"The grocer's wife was trimming her Christmas tree when I got there at three o'clock, and I thought it so pretty I said to myself, he shall have his tree too, and shall know that there is at least one person to think of him. I asked her to show me how to gild apples, and gilded a supply while I was there, and bought the lights and got a sack to put the tree in, so that you shouldn't see it."

"And who gave you the tree?"

"I cut it down myself at the edge of the forest not far from here."

"In the middle of this storm?"

She laughed contemptuously. "A little wind wouldn't hinder me, Herr," And then with a sudden outburst of joyous ecstasy, she exclaimed, "Oh, just look, Herr, how beautifully it burns! How pious it looks. Hasn't it really a sort of pious face, as if an angel had brought it?"

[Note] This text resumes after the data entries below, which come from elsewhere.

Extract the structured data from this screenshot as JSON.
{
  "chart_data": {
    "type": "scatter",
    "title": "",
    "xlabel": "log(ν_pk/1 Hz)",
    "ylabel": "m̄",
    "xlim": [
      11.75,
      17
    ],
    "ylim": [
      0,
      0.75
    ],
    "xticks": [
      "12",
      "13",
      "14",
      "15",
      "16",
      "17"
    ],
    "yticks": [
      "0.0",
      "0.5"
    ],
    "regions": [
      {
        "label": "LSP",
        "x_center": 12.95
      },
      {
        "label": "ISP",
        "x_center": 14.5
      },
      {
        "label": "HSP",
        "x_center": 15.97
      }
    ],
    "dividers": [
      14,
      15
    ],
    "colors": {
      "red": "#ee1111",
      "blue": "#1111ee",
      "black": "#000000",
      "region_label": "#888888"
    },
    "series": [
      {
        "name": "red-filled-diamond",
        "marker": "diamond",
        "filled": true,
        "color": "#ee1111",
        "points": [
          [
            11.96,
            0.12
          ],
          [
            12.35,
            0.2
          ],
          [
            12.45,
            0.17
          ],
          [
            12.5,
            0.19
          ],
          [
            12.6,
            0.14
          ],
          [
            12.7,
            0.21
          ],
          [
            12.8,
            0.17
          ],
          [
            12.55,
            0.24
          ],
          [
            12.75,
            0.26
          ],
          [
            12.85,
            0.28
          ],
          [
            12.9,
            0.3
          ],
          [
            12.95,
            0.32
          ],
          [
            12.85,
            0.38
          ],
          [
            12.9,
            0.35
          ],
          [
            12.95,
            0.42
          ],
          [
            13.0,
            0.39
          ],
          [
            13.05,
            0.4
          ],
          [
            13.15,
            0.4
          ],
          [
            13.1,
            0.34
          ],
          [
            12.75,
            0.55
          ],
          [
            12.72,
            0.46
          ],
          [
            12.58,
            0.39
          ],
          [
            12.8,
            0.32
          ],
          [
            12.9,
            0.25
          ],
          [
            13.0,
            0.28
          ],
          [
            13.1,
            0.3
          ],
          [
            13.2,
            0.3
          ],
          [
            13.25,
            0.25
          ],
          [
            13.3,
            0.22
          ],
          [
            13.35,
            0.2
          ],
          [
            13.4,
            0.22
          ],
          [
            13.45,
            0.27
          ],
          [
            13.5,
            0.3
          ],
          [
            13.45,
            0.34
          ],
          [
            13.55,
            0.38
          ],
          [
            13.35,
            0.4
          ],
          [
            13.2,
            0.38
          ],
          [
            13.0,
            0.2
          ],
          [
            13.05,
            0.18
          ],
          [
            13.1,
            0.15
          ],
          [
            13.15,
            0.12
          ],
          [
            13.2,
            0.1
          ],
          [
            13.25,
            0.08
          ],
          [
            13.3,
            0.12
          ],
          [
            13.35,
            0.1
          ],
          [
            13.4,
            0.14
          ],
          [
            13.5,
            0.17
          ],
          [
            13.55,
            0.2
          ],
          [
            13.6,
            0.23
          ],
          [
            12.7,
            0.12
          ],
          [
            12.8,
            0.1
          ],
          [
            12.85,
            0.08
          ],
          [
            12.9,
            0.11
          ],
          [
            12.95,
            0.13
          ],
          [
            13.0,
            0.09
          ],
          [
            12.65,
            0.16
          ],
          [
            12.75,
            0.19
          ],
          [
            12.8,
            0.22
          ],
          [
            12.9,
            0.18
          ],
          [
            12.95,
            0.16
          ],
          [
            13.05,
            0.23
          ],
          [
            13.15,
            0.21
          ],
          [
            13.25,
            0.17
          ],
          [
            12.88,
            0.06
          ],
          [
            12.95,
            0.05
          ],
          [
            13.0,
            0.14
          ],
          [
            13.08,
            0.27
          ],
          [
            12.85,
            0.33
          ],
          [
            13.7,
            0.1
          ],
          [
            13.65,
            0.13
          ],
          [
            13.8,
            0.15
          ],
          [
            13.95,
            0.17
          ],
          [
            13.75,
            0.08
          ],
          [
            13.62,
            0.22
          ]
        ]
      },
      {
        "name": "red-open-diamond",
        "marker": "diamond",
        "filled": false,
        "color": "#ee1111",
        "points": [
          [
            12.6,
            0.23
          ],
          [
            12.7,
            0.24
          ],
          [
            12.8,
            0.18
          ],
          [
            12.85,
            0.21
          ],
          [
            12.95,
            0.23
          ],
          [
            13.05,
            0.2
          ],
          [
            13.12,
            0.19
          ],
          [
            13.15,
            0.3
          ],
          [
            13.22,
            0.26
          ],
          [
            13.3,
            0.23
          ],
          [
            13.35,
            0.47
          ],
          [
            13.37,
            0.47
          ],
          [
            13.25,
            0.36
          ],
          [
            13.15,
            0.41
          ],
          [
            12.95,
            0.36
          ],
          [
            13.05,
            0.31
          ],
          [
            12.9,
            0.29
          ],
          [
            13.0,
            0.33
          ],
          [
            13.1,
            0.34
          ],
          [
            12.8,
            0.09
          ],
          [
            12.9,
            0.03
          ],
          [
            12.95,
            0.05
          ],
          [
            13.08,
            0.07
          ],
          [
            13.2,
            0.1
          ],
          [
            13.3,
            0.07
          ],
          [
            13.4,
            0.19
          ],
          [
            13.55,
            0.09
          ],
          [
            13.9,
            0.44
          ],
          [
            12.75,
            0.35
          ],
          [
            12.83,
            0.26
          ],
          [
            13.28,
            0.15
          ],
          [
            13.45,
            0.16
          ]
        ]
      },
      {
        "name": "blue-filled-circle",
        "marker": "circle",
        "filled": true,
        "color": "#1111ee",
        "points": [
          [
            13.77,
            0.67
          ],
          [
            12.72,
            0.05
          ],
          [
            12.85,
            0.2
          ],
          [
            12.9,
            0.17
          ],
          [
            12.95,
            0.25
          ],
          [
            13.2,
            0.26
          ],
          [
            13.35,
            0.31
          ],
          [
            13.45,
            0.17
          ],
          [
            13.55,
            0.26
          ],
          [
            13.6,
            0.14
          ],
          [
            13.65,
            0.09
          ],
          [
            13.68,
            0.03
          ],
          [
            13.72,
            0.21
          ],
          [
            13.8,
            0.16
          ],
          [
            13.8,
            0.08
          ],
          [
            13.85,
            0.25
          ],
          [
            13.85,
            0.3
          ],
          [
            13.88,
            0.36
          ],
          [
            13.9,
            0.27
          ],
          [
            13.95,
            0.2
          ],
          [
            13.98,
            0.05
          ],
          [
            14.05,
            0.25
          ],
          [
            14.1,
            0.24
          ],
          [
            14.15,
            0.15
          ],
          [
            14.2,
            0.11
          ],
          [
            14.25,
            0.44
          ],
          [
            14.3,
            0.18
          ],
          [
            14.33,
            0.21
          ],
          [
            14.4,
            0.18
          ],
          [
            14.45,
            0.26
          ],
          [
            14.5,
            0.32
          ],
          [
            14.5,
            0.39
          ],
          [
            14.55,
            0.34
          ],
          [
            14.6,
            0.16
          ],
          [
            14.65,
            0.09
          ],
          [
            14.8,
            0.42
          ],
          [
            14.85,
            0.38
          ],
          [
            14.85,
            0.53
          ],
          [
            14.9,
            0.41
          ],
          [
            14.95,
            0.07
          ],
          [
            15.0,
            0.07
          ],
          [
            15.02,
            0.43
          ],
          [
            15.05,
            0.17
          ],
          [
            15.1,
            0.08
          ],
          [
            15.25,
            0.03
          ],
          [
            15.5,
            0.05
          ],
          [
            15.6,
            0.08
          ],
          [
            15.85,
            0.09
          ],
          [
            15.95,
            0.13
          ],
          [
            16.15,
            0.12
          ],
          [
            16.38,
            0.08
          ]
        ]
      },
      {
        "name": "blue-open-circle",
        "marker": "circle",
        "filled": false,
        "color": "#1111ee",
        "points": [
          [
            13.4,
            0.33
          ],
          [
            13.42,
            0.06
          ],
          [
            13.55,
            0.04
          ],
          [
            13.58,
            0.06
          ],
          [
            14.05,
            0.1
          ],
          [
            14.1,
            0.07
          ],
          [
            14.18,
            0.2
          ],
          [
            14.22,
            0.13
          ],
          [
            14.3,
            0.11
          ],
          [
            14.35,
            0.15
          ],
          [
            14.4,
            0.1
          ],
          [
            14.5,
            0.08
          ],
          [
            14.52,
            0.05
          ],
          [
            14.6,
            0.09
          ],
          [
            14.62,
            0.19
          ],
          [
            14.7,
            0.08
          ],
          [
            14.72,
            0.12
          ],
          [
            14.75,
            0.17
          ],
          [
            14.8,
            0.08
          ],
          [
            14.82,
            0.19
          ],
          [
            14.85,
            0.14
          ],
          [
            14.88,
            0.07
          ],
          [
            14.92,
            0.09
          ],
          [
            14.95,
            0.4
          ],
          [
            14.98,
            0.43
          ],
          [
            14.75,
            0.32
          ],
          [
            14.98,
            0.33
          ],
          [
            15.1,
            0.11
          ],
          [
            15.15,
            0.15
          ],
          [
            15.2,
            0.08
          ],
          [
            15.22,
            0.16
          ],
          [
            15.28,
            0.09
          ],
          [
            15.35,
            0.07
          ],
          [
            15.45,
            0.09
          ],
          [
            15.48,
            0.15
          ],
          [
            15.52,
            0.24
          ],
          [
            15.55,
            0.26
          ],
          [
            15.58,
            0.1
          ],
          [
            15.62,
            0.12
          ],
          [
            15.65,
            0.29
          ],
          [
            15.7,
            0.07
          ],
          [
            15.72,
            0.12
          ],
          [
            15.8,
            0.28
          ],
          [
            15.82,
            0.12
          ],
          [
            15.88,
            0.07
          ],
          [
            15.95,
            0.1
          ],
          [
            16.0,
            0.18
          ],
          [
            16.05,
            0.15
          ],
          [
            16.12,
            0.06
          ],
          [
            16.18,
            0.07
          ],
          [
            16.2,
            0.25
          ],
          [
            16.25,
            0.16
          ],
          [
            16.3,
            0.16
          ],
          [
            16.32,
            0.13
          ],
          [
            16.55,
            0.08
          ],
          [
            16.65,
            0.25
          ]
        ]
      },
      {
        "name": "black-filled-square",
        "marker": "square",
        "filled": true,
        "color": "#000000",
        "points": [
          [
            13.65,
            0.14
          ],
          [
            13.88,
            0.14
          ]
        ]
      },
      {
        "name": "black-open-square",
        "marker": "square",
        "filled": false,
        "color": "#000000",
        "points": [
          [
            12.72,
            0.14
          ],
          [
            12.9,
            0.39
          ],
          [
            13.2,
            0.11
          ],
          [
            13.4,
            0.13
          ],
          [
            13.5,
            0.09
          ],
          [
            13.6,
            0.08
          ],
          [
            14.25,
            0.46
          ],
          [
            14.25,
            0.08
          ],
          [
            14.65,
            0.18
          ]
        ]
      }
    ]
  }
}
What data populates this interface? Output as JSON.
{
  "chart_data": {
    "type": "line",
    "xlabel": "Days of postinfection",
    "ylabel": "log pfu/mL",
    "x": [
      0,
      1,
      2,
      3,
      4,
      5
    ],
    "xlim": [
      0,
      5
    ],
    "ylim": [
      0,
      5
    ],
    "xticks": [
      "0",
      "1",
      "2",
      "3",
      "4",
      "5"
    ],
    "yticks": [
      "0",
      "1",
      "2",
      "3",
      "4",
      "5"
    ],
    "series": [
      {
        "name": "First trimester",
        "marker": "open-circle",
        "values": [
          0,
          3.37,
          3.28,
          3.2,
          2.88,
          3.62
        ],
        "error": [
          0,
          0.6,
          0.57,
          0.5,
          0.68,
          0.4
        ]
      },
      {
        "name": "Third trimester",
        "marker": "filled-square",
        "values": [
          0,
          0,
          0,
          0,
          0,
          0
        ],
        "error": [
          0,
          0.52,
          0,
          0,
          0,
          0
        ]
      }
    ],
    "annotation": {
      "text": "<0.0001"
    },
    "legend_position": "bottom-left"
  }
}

He assented, laughing, and expressed his thanks in a few words of forced condescension, for he was afraid of being too gracious.

But she was more than satisfied. "Why should you thank me, Herr?" she asked reproachfully. "It's all bought with your money. I have none. I'm only a poor girl. Else, ah, else--" She threw up her hands and clasped them above her head.

The cheque came into his mind. "This is to show you," he said, handing it to her, "that I have thought of your Christmas too."

She looked at him in bewilderment. "Am I to read it?" she asked, respectfully taking the piece of paper between two of her fingers. After studying it carefully, she still looked perplexed.

"Don't you understand what it is?" he asked.